The House Tuesday late afternoon passed 13 bills dealing with cyber and homeland security, including a measure that authorizes a new federal grant program to bolster cybersecurity at the state and local levels.

The bipartisan bills were approved together by a vote of 319 to 105 and still require Senate approval.

The State and Local Cybersecurity Improvement Act (H.R. 3138) was sponsored by Rep. Yvette Clarke (D-N.Y.) and would create a $500 million grant program within the Department of Homeland Security to provide state, local, tribal and territorial (SLTT) governments with funding to strengthen their networks against cyber-attacks, including ransomware.

The bill requires potential grant recipients to develop a comprehensive plan for how funding will be used and directs the DHS Cybersecurity and Infrastructure Security Agency (CISA) to develop a strategy to help improve the cybersecurity of SLTTs and to examine a short-term rotational employment program to enable SLTT government employees to work at CISA.

Another cyber bill, the DHS Industrial Control Systems Capabilities Enhancement Act of 2021 (H.R. 1833), introduced by Rep. John Katko (R-N.Y.), would ensure CISA has the lead federal role in protecting critical infrastructure and requires the agency to maintain capabilities to detect and mitigate threats and vulnerabilities to industrial control systems. It also requires CISA to maintain cross-sector response capabilities, and coordinate and provide vulnerability information about industrial control systems to stakeholders.

The House also passed two other bills related to CISA, including the Cybersecurity Vulnerability Remediation Act (H.R. 2980), sponsored by Rep. Sheila Jackson Lee (D-Texas), which requires the agency to help owners and operators of critical infrastructures with strategies to mitigate against the most critical cyber vulnerabilities. The bill would also require the DHS Science and Technology branch to work with CISA on a potential incentive-based program that allows the private sector, individuals and academia to compete in providing remediation services for cybersecurity vulnerabilities.

The CISA Cyber Exercise Act (H.R. 3223), introduced by Rep. Elissa Slotkin (D-Mich.), creates a National Cyber Exercise program within CISA to evaluate the National Cyber Incident Response Plan and other related plans, simulate the “partial or complete incapacitation of a government or critical infrastructure network” due to a cyber incident, and evaluate cyber readiness and enhance cyber incident response.

Another bill sponsored by Katko, Domains Critical to Homeland Security Act (H.R. 3264), authorizes DHS to conduct research and development into supply chain risks for infrastructures critical to economic security and evaluate national security impacts due to disruption, corruption, exploitation or dysfunction.
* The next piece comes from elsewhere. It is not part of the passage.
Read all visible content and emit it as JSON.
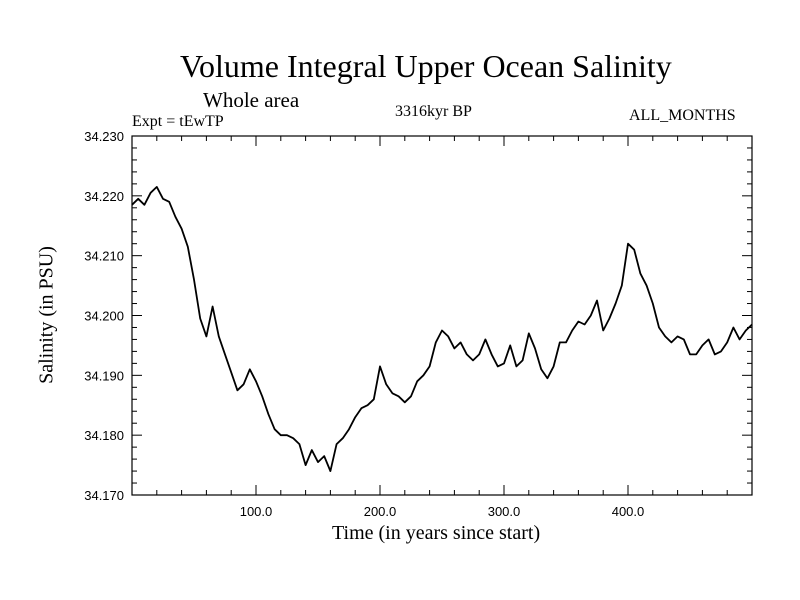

The House also passed several transportation security-related bills, including the Transportation Security Transparency Improvement Act (H.R. 1871), introduced by Rep. Dan Bishop (R-N.C.), that would provide visibility into policymaking at the Transportation Security Administration. The bill requires the agency to communicate more clearly regarding its security directives and to regularly review and update sensitive security information identification guidelines.

The Strengthening Local Transportation Security Capabilities Act of 2021 (H.R. 1870), sponsored by Rep. Nanette Barragan (D-Calif.), would deploy more federal intelligence analysts closer to high-risk transportation assets to help with information sharing, and provide terrorism-focused training, and improve cooperation among federal, state and local law enforcement partners.

The Transportation Security Public Threat Preparedness Act (H.R. 1895), introduced by Rep. Carlos Gimenez (R-Fla.), would authorize TSA to send staff to other DHS components and federal agencies to improve response efforts to public health threats to the nation’s transportation security statement. The bill also requires the agency to do a risk assessment of DHS and other federal agencies’ preparedness to respond to public health threats to the transportation security system.

The House also passed a bill to strengthen research and development at DHS by authorizing the National Urban Security Technology Laboratory within the Science and Technology (NUSTL) Directorate. The Supporting Research and Development for First Responders Act (H.R. 1850), introduced by Rep. Kathleen Rice (D-N.Y.), strengthens the position of the lab after the Trump administration attempted to shutter it by cutting off funding.

The NUSTL is used to test and evaluate technologies for first responders.